The Board of Public Works voted 3 to 0 to cancel plans for the state to lease office space in the proposed $1.5 billion State Center complex in midtown Baltimore, arguing that the deal no longer made financial sense and would cause the state to exceed its debt limit.
Gov. Larry Hogan (R), a member of the panel, said he would direct the stadium authority to quickly study alternative uses for the site, including a professional sports arena.
“The city leaders are as eager as I am . . . to move forward on a new path,” Hogan said. “We’ll get community input from stakeholders, and we will put together the best planning and development expertise available to design a new plan that does make sense.”
Michael J. Edney, a Washington-based attorney representing the developer, State Center LLC, said his client will sue the state if it does not follow through with the agreements it signed seven years ago.
“Should they not have a change of heart before the first week of January, we will sue them,” Edney said. “And I believe the lawsuit will be in excess of $70 million.”
Hogan rejected Edney’s request to address the board Wednesday, saying the panel could not discuss the matter with him while the threat of litigation loomed over the state.

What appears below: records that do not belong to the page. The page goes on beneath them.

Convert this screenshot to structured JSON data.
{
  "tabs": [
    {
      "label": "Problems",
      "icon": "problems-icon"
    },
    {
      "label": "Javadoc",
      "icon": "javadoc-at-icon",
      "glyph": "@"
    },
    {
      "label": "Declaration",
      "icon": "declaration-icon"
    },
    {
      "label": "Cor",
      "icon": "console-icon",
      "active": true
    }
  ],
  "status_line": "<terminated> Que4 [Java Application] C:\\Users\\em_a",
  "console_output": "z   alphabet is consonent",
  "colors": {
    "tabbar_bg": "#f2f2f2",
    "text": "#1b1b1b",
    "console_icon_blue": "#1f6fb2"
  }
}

State Center LLC had proposed a mixed-use development on the 28-acre site, which is home to mid-20th-century office buildings that accommodate thousands of workers, many of them state employees. The project would include offices, housing and stores, all close to public transit.
The company has exclusive development rights at the site for the next eight years under an agreement signed in 2009 during the administration of Gov. Martin O’Malley (D). The terms of the deal have changed many times since then, but it involves the state’s leasing the land to State Center LLC, which would lease some of the new office space back to state agencies.
Board of Public Works officials say the panel is authorized to cancel real estate transactions that are not carried out within a year. They also said that the proposed rent the state would have to pay for the office space has reached a level that would require additional approval by Maryland’s legislature or the state’s Capital Debt Affordability Committee.
Edney, who served as a legal adviser to President George W. Bush’s National Security Council and describes himself as a lifelong Republican, accused the board of canceling the agreements so it could pick a different developer. He said the lease rates were set around 2009, during the recession and when the market was favorable to the state.
“I think what they’re trying to do is come up with an excuse to give this project to somebody else of their liking,” he said. “We’re not going to let them do that.”
In addition to Hogan, the Board of Public Works includes Comptroller Peter Franchot (D) and Treasurer Nancy K. Kopp (D). The panel oversees most major state contracts.
Franchot urged the state to consider building an arena that would house professional basketball and hockey teams, neither of which Baltimore has. He said such a plan would help revitalize the neighborhood economically and “spark the imagination of the state of Maryland as to what can happen in Baltimore.”